DiagnosticNews . Dezember 2003 . Konkursrecht
Ein französischer „Chapter 11“?
Gesetzentwurf zur Reform des französischen Insolvenzrechtes
140 Artikel des Entwurfs sollen ab sofort von Fachleuten unter die Lupe genommen werden. Erklärtes Ziel der französischen Regierung ist, das Insolvenzrecht zu vereinfachen und dadurch Arbeitsplätze zu erhalten. Kernstück der Reform ist die Schaffung eines „präventiven“ Insolvenzverfahrens. Dieses soll noch vor Vorliegen der eigentlichen Zahlungsunfähigkeit beantragt werden können. Vorteil: Ähnlich wie bei dem amerikanischen „Chapter 11“ könnte sich ein Unternehmen so vor dem Zugriff seiner Gläubiger zunächst schützen, um dadurch eine bessere Ausgangsposition bei den Verhandlungen mit ihnen und den Banken zu erhalten.

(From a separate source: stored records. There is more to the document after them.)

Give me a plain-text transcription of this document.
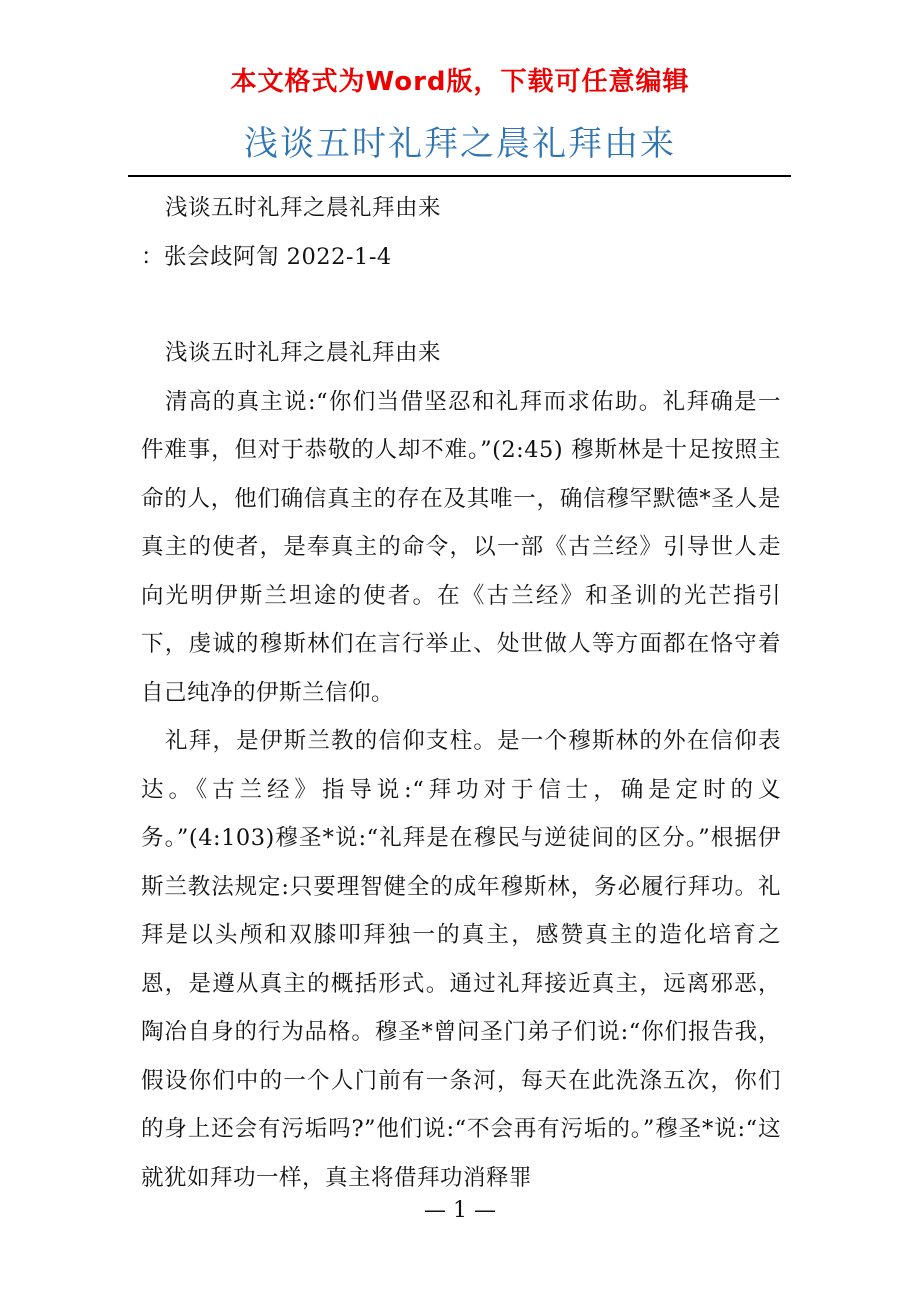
本文格式为Word版，下载可任意编辑
浅谈五时礼拜之晨礼拜由来

浅谈五时礼拜之晨礼拜由来

：张会歧阿訇 2022-1-4

浅谈五时礼拜之晨礼拜由来

清高的真主说:“你们当借坚忍和礼拜而求佑助。礼拜确是一件难事，但对于恭敬的人却不难。”(2:45) 穆斯林是十足按照主命的人，他们确信真主的存在及其唯一，确信穆罕默德*圣人是真主的使者，是奉真主的命令，以一部《古兰经》引导世人走向光明伊斯兰坦途的使者。在《古兰经》和圣训的光芒指引下，虔诚的穆斯林们在言行举止、处世做人等方面都在恪守着自己纯净的伊斯兰信仰。

礼拜，是伊斯兰教的信仰支柱。是一个穆斯林的外在信仰表达。《古兰经》指导说:“拜功对于信士，确是定时的义务。”(4:103)穆圣*说:“礼拜是在穆民与逆徒间的区分。”根据伊斯兰教法规定:只要理智健全的成年穆斯林，务必履行拜功。礼拜是以头颅和双膝叩拜独一的真主，感赞真主的造化培育之恩，是遵从真主的概括形式。通过礼拜接近真主，远离邪恶，陶冶自身的行为品格。穆圣*曾问圣门弟子们说:“你们报告我，假设你们中的一个人门前有一条河，每天在此洗涤五次，你们的身上还会有污垢吗?”他们说:“不会再有污垢的。”穆圣*说:“这就犹如拜功一样，真主将借拜功消释罪

— 1 —
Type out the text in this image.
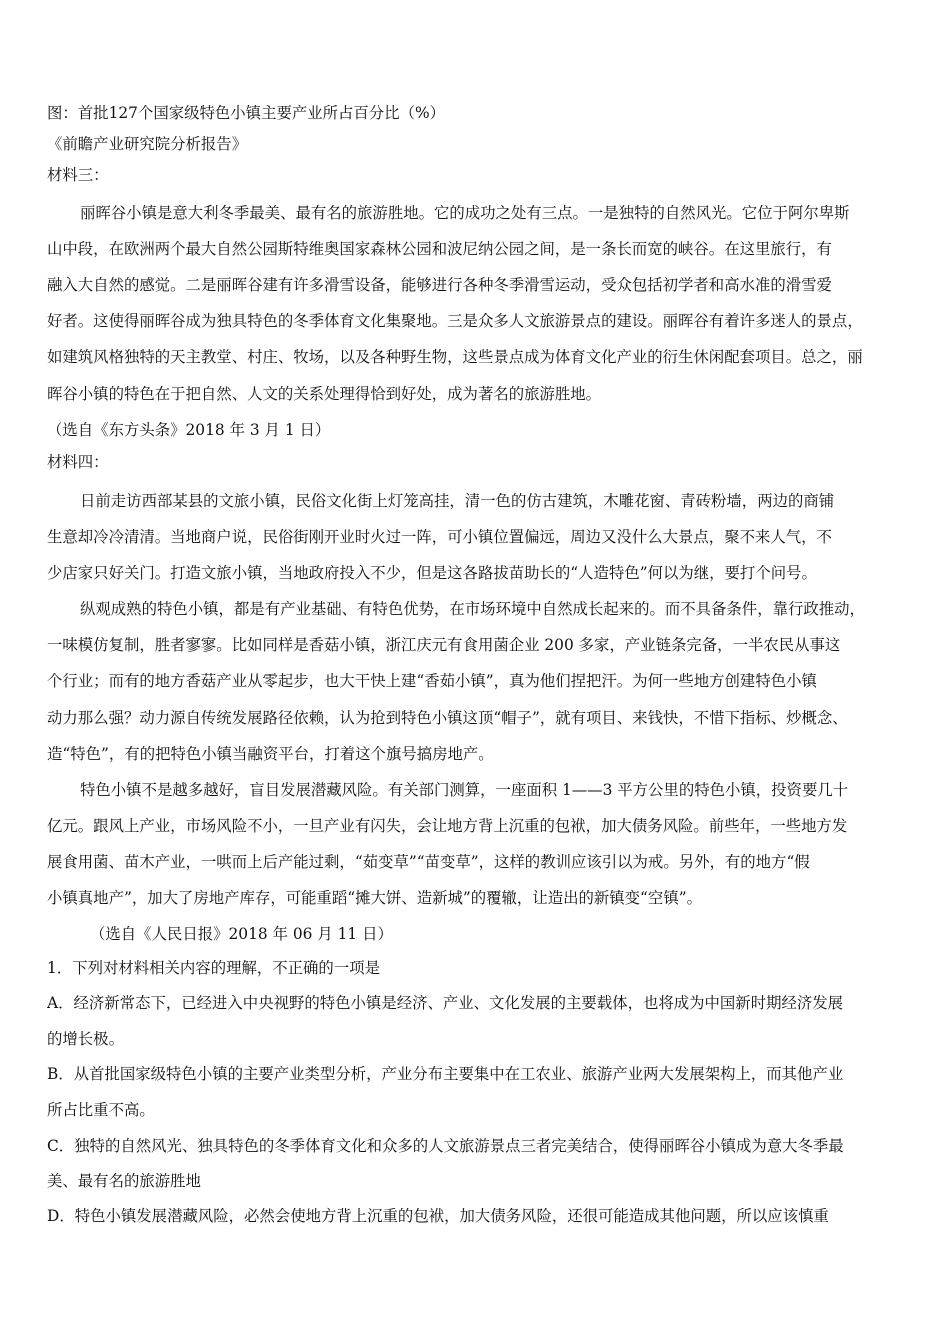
图：首批127个国家级特色小镇主要产业所占百分比（%）
《前瞻产业研究院分析报告》
材料三：
丽晖谷小镇是意大利冬季最美、最有名的旅游胜地。它的成功之处有三点。一是独特的自然风光。它位于阿尔卑斯
山中段，在欧洲两个最大自然公园斯特维奥国家森林公园和波尼纳公园之间，是一条长而宽的峡谷。在这里旅行，有
融入大自然的感觉。二是丽晖谷建有许多滑雪设备，能够进行各种冬季滑雪运动，受众包括初学者和高水准的滑雪爱
好者。这使得丽晖谷成为独具特色的冬季体育文化集聚地。三是众多人文旅游景点的建设。丽晖谷有着许多迷人的景点，
如建筑风格独特的天主教堂、村庄、牧场，以及各种野生物，这些景点成为体育文化产业的衍生休闲配套项目。总之，丽
晖谷小镇的特色在于把自然、人文的关系处理得恰到好处，成为著名的旅游胜地。
（选自《东方头条》2018 年 3 月 1 日）
材料四：
日前走访西部某县的文旅小镇，民俗文化街上灯笼高挂，清一色的仿古建筑，木雕花窗、青砖粉墙，两边的商铺
生意却冷冷清清。当地商户说，民俗街刚开业时火过一阵，可小镇位置偏远，周边又没什么大景点，聚不来人气，不
少店家只好关门。打造文旅小镇，当地政府投入不少，但是这各路拔苗助长的“人造特色”何以为继，要打个问号。
纵观成熟的特色小镇，都是有产业基础、有特色优势，在市场环境中自然成长起来的。而不具备条件，靠行政推动，
一味模仿复制，胜者寥寥。比如同样是香菇小镇，浙江庆元有食用菌企业 200 多家，产业链条完备，一半农民从事这
个行业；而有的地方香菇产业从零起步，也大干快上建“香茹小镇”，真为他们捏把汗。为何一些地方创建特色小镇
动力那么强？动力源自传统发展路径依赖，认为抢到特色小镇这顶“帽子”，就有项目、来钱快，不惜下指标、炒概念、
造“特色”，有的把特色小镇当融资平台，打着这个旗号搞房地产。
特色小镇不是越多越好，盲目发展潜藏风险。有关部门测算，一座面积 1——3 平方公里的特色小镇，投资要几十
亿元。跟风上产业，市场风险不小，一旦产业有闪失，会让地方背上沉重的包袱，加大债务风险。前些年，一些地方发
展食用菌、苗木产业，一哄而上后产能过剩，“茹变草”“苗变草”，这样的教训应该引以为戒。另外，有的地方“假
小镇真地产”，加大了房地产库存，可能重蹈“摊大饼、造新城”的覆辙，让造出的新镇变“空镇”。
（选自《人民日报》2018 年 06 月 11 日）
1．下列对材料相关内容的理解，不正确的一项是
A．经济新常态下，已经进入中央视野的特色小镇是经济、产业、文化发展的主要载体，也将成为中国新时期经济发展
的增长极。
B．从首批国家级特色小镇的主要产业类型分析，产业分布主要集中在工农业、旅游产业两大发展架构上，而其他产业
所占比重不高。
C．独特的自然风光、独具特色的冬季体育文化和众多的人文旅游景点三者完美结合，使得丽晖谷小镇成为意大冬季最
美、最有名的旅游胜地
D．特色小镇发展潜藏风险，必然会使地方背上沉重的包袱，加大债务风险，还很可能造成其他问题，所以应该慎重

Auf Antrag der Geschäftsleitung würde dieses Verfahren von dem zuständigen Handelsgericht bereits bei drohender Zahlungsunfähigkeit eröffnet. Das Unternehmen könnte dann seiner „gewöhnlichen“ Geschäftstätigkeit weiterhin nachgehen. Der Geschäftsleitung würde zwar ein „Insolvenz“-Verwalter zur Seite gestellt; dieser hätte allerdings lediglich eine beratende Funktion. Die Verantwortung für die Leitung der Geschäfte bliebe weiterhin bei der alten Geschäftsleitung.
Der Gesetzentwurf sieht ferner Vereinfachungen im Falle einer Liquidation vor. So sollen in Zukunft nicht mehr alle Konkursgläubiger gesucht werden müssen, wenn die Konkursmasse nicht ausreicht, erstrangige Gläubiger (Finanzverwaltung / Sozialversicherungen) zu bedienen. Die aufwendige Suche nach allen Gläubigern nahm bisher im Schnitt bis zu 4 Jahre in Anspruch.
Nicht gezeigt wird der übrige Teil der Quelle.